CLINTON — Ways of expanding economic growth in the community were discussed Wednesday during the the Clinton Regional Development Corporation’s 60th anniversary celebration.
Exiting CRDC Chairman Rich Phelan said the spring of 2012 was a time of renewal at the CRDC, ushering in a lot of activity in the past year. January saw the departure of Steve Ames as chief executive officer.
Phelan remembered an eventful day in March that included the announcement of an expansion for Data Dimensions, as well as the purchase of railport land by Nevada Rail Materials and RAIL.ONE. This development meant the addition of around 200 jobs.
“And so to say it was a busy year in 2013 would be an understatement,” Phelan said.
Keynote Speakers Jeff Finkle and Bill Fruth discussed recent changes in economic development and how to positively affect Clinton’s economy. Finkle serves as president of the International Economic Development Council and previously served as deputy assistant secretary within the U.S. Department of Housing and Urban Development. He explained some of the challenges to economic development.
Besides the recent recession, Finkle said some main challenges are an increase in natural and manmade disasters and globalization. While he said globalization can be a benefit to companies, it can take jobs away from the local communities.
Finkle told the CRDC that currently 11.5 million people remain unemployed, an improvement from the 14 million of two years ago. A total of 4.2 million remain as long-term unemployed.
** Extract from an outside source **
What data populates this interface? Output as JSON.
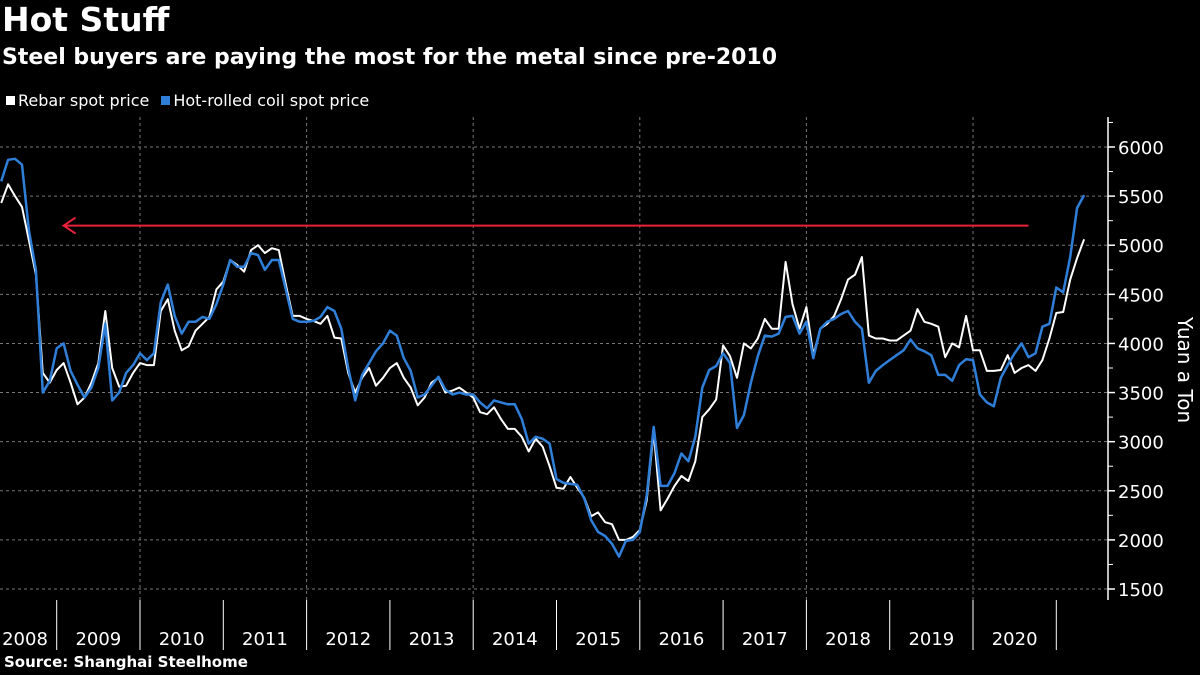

However, Finkle said that despite good or bad years, the state of Iowa typically has one of the lowest unemployment rates in the country.
“Iowa continues to stun us,” Finkle said.
During an economic study presentation, Bill Fruth, president/CEO of the independent economics research firm POLICOM, Corp., said Clinton is listed as the 105th best micropolitan area out of 576 in Iowa and rising. Looking at the community’s employment numbers and wages, he said Clinton is seeing an increase in both categories. This is at a time when many other areas are “going straight down.”